Yesterday, Discovery announced that it has begun a sales process, that major shareholder and antagonist Cathay Fortune Corporation has lobbed an indicative proposal of 35-40 cents and that its chairman Gordon Galt is leaving immediately.
The miner also informed the market that it had defaulted a profitability covenant and available cash covenant under its revolving credit facility.
“The lenders have not taken any action in respect to these defaults, but have reserved their rights,” said Discovery in a statement to the market.
Upon hearing this news, along with other details, the African-focused copper miner’s shares started trading for the first time in over a month and plunged 41.2 per cent to finish the session at 20 cents a pop.
There was no mention of the equity raising that Cathay Fortune had objected to last month. UBS AG and Credit Suisse have been appointed as financial advisers for the sale process.
“The process is expected to take approximately four weeks from today, with a closing date for receipt of binding proposals of no later than 10 June 2013,” said Discovery.
As for Cathay Fortune, they were grumpy with Discovery for releasing to the market yesterday a proposal that it had put to the copper miner’s board on April 26, which reads: “Strictly private and confidential. Not for market release. Non-binding.”

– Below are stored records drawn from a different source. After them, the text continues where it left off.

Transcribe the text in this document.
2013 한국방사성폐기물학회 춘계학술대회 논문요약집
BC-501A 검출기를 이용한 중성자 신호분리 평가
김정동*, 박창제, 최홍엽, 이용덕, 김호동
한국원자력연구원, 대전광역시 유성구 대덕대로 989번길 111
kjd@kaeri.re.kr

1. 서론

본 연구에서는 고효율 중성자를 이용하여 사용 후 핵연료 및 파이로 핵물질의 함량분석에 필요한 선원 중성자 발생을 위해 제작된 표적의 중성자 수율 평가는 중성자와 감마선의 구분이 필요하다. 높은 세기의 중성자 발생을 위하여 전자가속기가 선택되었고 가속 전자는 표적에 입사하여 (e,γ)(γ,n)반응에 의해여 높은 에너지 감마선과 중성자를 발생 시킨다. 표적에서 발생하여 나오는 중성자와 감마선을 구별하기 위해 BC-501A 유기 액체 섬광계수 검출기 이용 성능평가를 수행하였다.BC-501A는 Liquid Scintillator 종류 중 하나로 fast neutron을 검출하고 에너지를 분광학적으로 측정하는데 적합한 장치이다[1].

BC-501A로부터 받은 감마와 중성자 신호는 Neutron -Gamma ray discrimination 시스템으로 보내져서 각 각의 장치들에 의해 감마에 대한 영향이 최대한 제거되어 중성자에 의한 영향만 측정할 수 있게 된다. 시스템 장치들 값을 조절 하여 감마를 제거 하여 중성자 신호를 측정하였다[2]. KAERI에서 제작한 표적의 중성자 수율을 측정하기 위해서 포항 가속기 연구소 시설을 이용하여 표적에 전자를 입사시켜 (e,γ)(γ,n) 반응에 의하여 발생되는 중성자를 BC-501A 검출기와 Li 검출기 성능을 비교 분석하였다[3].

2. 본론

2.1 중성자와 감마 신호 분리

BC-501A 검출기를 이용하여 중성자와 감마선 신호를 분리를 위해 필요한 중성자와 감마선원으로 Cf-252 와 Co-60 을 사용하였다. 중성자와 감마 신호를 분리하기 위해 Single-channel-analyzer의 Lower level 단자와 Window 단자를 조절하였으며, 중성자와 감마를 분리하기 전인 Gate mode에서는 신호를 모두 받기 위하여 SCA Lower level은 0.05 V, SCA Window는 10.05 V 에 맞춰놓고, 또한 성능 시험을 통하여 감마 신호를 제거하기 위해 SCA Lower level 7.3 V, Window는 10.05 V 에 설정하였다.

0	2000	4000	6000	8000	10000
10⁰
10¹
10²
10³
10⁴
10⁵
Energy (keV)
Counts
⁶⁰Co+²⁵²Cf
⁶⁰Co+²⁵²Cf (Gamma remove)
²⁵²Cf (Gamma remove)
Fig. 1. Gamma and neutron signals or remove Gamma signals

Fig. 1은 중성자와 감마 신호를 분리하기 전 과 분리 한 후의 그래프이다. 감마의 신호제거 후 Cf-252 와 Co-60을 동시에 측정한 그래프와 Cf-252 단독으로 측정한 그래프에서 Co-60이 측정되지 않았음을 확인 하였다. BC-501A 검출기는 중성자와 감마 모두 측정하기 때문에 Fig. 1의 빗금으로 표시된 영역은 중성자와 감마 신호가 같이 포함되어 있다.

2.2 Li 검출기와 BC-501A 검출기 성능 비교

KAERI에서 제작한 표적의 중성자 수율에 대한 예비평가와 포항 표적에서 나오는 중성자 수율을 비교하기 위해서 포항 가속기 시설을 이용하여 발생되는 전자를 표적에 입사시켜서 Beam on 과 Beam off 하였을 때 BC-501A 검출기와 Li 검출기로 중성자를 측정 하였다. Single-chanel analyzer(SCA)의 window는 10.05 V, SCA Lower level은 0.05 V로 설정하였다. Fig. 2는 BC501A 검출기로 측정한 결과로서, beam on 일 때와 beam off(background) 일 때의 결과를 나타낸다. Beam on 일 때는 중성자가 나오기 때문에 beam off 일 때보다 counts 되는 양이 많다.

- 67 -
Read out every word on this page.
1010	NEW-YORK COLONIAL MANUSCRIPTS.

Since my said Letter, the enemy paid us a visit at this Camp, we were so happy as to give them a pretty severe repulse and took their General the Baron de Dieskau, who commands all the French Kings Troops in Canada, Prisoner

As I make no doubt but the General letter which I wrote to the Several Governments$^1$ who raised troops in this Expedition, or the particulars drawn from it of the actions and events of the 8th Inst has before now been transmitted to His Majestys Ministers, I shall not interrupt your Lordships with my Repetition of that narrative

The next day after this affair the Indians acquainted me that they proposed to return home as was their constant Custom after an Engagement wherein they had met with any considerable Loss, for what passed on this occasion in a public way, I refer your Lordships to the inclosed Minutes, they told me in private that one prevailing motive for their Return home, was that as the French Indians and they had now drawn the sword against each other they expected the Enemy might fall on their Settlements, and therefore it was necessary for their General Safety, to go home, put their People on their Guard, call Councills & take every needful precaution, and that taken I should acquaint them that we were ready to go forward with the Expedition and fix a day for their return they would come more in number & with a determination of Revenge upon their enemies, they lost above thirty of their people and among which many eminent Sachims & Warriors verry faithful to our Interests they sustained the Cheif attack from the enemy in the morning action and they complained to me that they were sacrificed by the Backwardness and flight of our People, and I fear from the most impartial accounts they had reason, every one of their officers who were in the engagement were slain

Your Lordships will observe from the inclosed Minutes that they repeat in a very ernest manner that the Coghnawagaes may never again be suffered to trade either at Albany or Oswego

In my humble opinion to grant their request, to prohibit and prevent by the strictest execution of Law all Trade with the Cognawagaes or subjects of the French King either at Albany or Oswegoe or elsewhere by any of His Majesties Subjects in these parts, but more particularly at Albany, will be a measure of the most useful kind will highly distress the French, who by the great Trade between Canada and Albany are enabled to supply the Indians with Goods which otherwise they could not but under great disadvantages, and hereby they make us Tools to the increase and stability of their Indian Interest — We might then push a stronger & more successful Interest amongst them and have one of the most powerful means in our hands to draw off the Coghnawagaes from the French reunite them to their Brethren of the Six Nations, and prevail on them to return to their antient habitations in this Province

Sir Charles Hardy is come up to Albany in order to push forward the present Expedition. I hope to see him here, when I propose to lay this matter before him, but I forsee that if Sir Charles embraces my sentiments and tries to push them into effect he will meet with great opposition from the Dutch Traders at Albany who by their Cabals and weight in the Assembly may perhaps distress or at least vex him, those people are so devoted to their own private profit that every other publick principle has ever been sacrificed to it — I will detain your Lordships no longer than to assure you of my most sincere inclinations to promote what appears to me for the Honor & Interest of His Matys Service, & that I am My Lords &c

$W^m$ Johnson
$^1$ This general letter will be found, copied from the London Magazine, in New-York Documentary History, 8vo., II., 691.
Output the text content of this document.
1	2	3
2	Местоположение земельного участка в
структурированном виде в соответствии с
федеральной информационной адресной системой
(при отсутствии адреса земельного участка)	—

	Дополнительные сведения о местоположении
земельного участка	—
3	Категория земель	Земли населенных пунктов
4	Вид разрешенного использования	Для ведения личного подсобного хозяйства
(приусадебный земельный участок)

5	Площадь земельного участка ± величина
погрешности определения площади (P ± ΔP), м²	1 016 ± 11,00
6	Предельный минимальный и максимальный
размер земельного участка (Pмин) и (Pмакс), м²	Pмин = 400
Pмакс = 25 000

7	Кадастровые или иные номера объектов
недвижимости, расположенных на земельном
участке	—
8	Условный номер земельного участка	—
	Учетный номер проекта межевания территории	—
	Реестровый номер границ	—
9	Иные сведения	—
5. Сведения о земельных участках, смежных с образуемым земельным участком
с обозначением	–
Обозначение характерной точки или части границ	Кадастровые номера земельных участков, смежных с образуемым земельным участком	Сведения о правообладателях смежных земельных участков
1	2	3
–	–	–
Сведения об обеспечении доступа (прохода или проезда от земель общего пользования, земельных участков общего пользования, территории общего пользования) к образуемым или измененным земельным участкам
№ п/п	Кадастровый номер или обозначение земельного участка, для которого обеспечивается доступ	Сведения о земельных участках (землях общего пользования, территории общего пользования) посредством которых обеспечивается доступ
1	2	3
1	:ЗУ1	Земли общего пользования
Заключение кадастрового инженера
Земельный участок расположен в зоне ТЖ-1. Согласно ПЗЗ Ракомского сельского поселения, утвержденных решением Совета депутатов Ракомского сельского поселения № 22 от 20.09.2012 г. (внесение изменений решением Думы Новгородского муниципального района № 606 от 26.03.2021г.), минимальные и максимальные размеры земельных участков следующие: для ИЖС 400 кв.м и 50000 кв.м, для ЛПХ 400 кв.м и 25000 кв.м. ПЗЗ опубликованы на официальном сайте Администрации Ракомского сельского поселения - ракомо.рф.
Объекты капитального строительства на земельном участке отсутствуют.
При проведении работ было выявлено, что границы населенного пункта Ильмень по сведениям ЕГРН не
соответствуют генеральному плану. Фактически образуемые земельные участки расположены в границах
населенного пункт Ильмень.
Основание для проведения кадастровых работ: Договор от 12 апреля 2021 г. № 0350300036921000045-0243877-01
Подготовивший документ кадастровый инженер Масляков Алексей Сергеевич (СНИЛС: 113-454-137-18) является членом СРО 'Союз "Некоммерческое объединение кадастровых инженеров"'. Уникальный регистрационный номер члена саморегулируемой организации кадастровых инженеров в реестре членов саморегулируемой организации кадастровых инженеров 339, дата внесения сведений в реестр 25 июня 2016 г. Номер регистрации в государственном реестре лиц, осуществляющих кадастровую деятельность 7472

Upon hearing that Discovery had released the document, Cathay Fortune released a statement of its own pointing out that its target was “not legally required” to do this and that it was not itself bound to make any statement on the offer.
It serves the suitor right for behaving so bizarrely last month, where it demanded a number of things from the board that simply couldn’t be accepted. That’s not to mention the structure of its original offer late last year that arguably allowed it too many ‘outs’ to leave the Discovery board high and dry.
Still, Cathay Fortune appears to be up for 35-40 cents a share and was never demanding exclusivity, which is fair. Why is the stock languishing at 20 cents, 43 per cent beneath even the lowest edge of its suitor’s range?
It’s possibly because the market doesn’t believe Cathay Fortune will actually follow through with its plans and, more annoyingly, it holds 13.7 per cent of the target so it can prove a pain for other potential bidders.